技術含量有多少不好說。但是工作量一定非常大。顏寧老師採用的X-ray crystallography是結構生物學最常用的手段,即:獲得大量有活性的蛋白-摸索條件結出蛋白質晶體-X射線衍射,根據衍射圖譜用數學物理方法解結構。(其實在顏老師的paper裡面就有寫啦,method裡面的小標題:Protein expression and purification
CrystallizationData collection and structure determination
這就是他們為了獲得結構所做的工作。
為什麼要獲得人源GLUT1的結構?
因為得到了蛋白質的結構,就得到了蛋白質的活性位點,就有了潛在的藥物靶點。GLUT1的意義已經有回答提到了,這裡暫且不表。
關於GLUT1的意義,詳情請戳這個答案:如何評價人民網新聞:「清華大學研究組全球首次獲取人源葡萄糖轉運蛋白結構——餓死癌細胞或成可能」?很多藥物的作用機理是抑制蛋白質的活性。
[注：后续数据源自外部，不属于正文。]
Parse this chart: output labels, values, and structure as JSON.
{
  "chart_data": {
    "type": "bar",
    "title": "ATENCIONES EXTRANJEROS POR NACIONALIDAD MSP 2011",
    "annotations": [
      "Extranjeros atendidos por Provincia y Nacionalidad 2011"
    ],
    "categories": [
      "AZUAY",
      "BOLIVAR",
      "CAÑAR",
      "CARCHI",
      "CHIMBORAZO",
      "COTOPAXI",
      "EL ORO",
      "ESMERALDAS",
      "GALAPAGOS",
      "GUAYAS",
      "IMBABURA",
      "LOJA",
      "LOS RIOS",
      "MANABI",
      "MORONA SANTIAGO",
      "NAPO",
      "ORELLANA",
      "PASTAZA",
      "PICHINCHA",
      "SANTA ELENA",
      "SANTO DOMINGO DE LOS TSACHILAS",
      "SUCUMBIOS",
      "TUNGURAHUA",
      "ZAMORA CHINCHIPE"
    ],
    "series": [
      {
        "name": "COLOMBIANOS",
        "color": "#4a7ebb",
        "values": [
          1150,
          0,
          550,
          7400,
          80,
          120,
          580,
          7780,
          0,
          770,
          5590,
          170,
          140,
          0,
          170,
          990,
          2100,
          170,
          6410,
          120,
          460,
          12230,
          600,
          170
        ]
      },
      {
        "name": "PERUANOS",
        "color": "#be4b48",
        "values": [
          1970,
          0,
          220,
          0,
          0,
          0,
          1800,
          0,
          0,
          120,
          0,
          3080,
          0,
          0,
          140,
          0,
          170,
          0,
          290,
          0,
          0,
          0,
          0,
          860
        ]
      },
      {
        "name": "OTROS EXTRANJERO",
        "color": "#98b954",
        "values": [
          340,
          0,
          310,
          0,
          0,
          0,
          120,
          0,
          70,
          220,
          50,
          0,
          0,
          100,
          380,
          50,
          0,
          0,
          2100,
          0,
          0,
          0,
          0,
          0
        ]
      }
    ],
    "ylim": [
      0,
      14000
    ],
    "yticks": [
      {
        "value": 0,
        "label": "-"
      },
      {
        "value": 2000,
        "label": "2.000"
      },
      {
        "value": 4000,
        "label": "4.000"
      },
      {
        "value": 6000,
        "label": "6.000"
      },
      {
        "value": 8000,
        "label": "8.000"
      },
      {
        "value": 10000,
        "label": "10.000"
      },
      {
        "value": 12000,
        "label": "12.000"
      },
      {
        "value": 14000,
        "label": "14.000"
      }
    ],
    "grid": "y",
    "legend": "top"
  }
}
現在的藥物設計中,一種正在發展中的手段是,通過蛋白質的活性結構和小分子對接,對接成功的小分子及其類似物投入進一步的活性檢測,最後進入臨床測試階段。啥叫分子對接?一張圖說明這個問題。
下圖是HIV protease和藥物小分子saquinavir對接的結果圖:自己做的對接……獻醜了……藍色的卡通圖表示蛋白質HIV protease,是艾滋病毒侵染細胞後自我複製所必須的蛋白。綠色的sticks是藥物分子saquinavir。
可以看出來,本來這個蛋白質中間有個「口袋」,是蛋白質有生物活性的部位,「生物活性」在這裡可以理解為HIV病毒作怪的能力。在正常的HIV病毒裡面,這個蛋白質的口袋裡應該裝的東西,就是所謂的底物。現在這個口袋裡卻被人為地裝進了一個奇怪的東西(藥物分子saquinavir),而且蛋白質還對這個奇怪的東西非常中意……所以,蛋白質該發揮作用的底物就進不去口袋了。也就是說,HIV protease的生物活性被saquinavir抑制住了。艾滋病毒就無法在人體繼續複製了。分子對接聽上去很容易,就是設計出一個奇怪的東西裝到蛋白質的口袋裡嘛。實際上,首先你要有一個蛋白質結構……光是這一步就非常困難了。它的難點在下文會有詳細的解釋。其次,你要確保這個小分子物質不會誤傷友軍啊!萬一它在抑制病毒里蛋白活性的同時,一不小心把自己身體里有重要作用的蛋白活性抑制了……那就不是治病了啊,那是殺人。但實際上,「不誤傷友軍」是非常理想的情況。大多數情況下,市面上的藥物小分子都會或多或少地同時對人體里其他蛋白有抑制作用。只不過這些抑制作用對人體損傷相對不是很大,所以葯還是可以繼續用。勉強算是「是葯三分毒」這句俗語背後的科學原理吧。為了確保你用計算機模擬出的藥物小分子實際上也有用而且不太會誤傷友軍,後面還要進行一系列實驗室里的生化試驗,再去進行很多很多很多的臨床試驗……通常要花幾年時間甚至幾十年。這就是所謂的,從基礎研究到臨床應用之間的距離吧。如果在實驗室里,顏寧老師和他的學生們的日常會是什麼呢?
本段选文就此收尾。